Emyr Lewis
- Born: Emyr Wyn Lewis 3 October 1982 (age 43) Swansea, Wales
- Height: 1.82 m (6 ft 0 in)
- Weight: 112 kg (247 lb)
- School: Amman Valley Comprehensive
- University: UWE, Hartpury College

Rugby union career
- Position: Loose Head Prop / Tight Head Prop

Amateur team(s)
- Years: Team / Apps / (Points)
- Amman United RFC

Senior career
- Years: Team / Apps / (Points)
- Neath RFC
- –: CR El Salvador
- –: Newport RFC
- –: Pertemps Bees
- –: Gloucester RFC
- Correct as of 2007-11-28

= Emyr Wyn Lewis =

Welsh rugby union player (born 1982)

Emyr Wyn Lewis (born 3 October 1982) is a retired Welsh rugby union footballer.

In 2007-2008 Lewis made his European Challenge Cup debut against Connacht at Pepe Rojo (Spain) and also went on to play against Newcastle at Kingston Park. In 2008-2009 Emyr played in the competition again for El Salvador. Lewis started all six of the games home and away, against Brive, Newcastle and Parma and played through to the final whistle.

Lewis signed on to play for Neath RFC for the 2009–2010 season.
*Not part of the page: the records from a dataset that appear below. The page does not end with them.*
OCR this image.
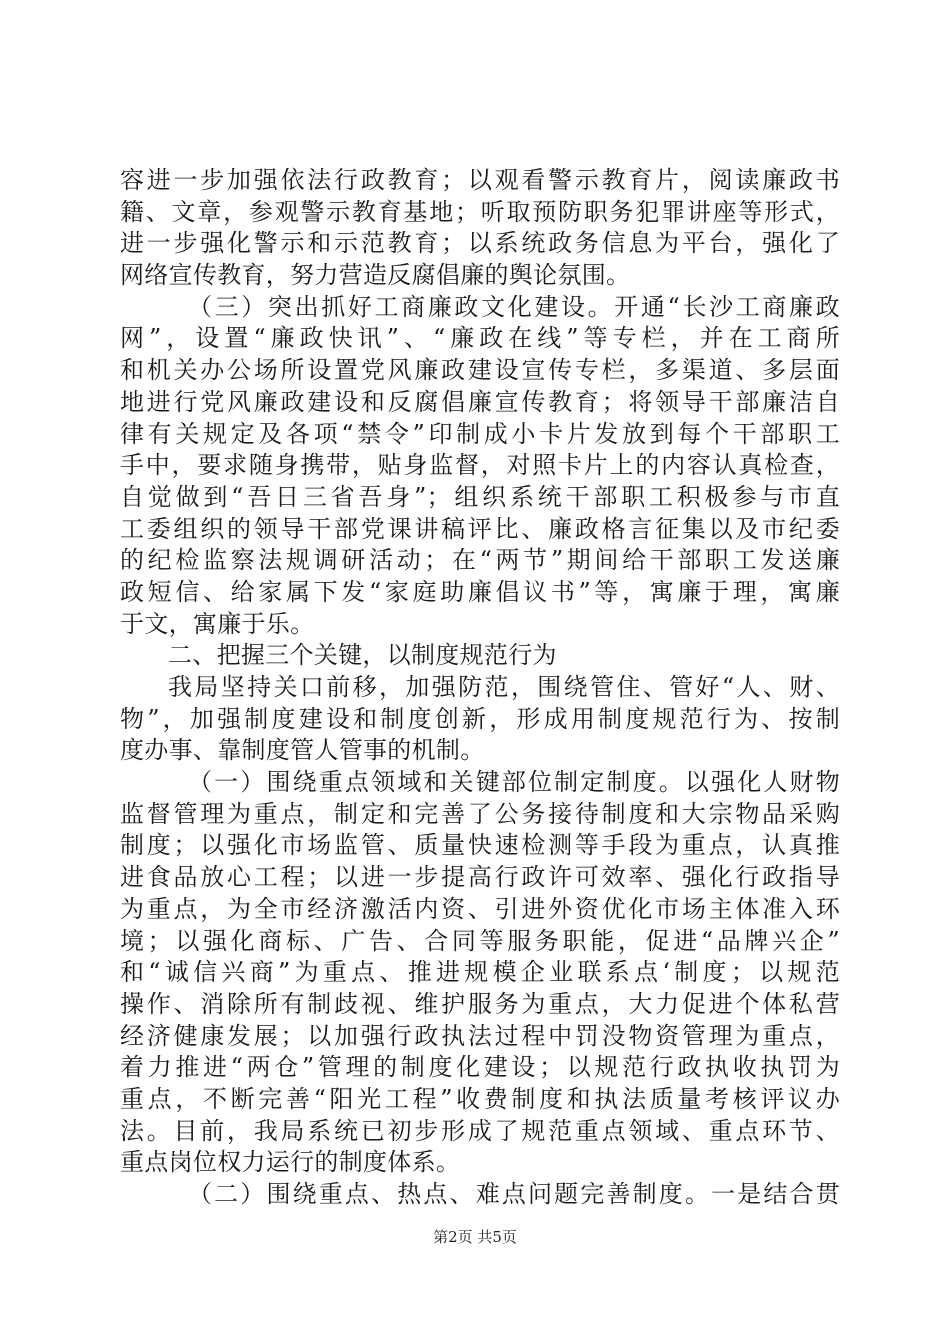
容进一步加强依法行政教育；以观看警示教育片，阅读廉政书
籍、文章，参观警示教育基地；听取预防职务犯罪讲座等形式，
进一步强化警示和示范教育；以系统政务信息为平台，强化了
网络宣传教育，努力营造反腐倡廉的舆论氛围。
（三）突出抓好工商廉政文化建设。开通“长沙工商廉政
网”，设置“廉政快讯”、“廉政在线”等专栏，并在工商所
和机关办公场所设置党风廉政建设宣传专栏，多渠道、多层面
地进行党风廉政建设和反腐倡廉宣传教育；将领导干部廉洁自
律有关规定及各项“禁令”印制成小卡片发放到每个干部职工
手中，要求随身携带，贴身监督，对照卡片上的内容认真检查，
自觉做到“吾日三省吾身”；组织系统干部职工积极参与市直
工委组织的领导干部党课讲稿评比、廉政格言征集以及市纪委
的纪检监察法规调研活动；在“两节”期间给干部职工发送廉
政短信、给家属下发“家庭助廉倡议书”等，寓廉于理，寓廉
于文，寓廉于乐。
二、把握三个关键，以制度规范行为
我局坚持关口前移，加强防范，围绕管住、管好“人、财、
物”，加强制度建设和制度创新，形成用制度规范行为、按制
度办事、靠制度管人管事的机制。
（一）围绕重点领域和关键部位制定制度。以强化人财物
监督管理为重点，制定和完善了公务接待制度和大宗物品采购
制度；以强化市场监管、质量快速检测等手段为重点，认真推
进食品放心工程；以进一步提高行政许可效率、强化行政指导
为重点，为全市经济激活内资、引进外资优化市场主体准入环
境；以强化商标、广告、合同等服务职能，促进“品牌兴企”
和“诚信兴商”为重点、推进规模企业联系点‘制度；以规范
操作、消除所有制歧视、维护服务为重点，大力促进个体私营
经济健康发展；以加强行政执法过程中罚没物资管理为重点，
着力推进“两仓”管理的制度化建设；以规范行政执收执罚为
重点，不断完善“阳光工程”收费制度和执法质量考核评议办
法。目前，我局系统已初步形成了规范重点领域、重点环节、
重点岗位权力运行的制度体系。
（二）围绕重点、热点、难点问题完善制度。一是结合贯
第2页 共5页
He moved from Spanish Giants, El Salvador at the end of the 2008–2009 season, after coming runner-up in the countries Division De Honor league

Lewis has previously played for Newport RFC, Birmingham & Solihull RFC, Stoke RFC (Nelson Bays RFU, NZ), Gloucester RFC, Swansea RFC U-19s, and, where he began his playing career, at Amman United RFC.

He has also represented the Welsh Exiles and the Welsh Crawsheys XV.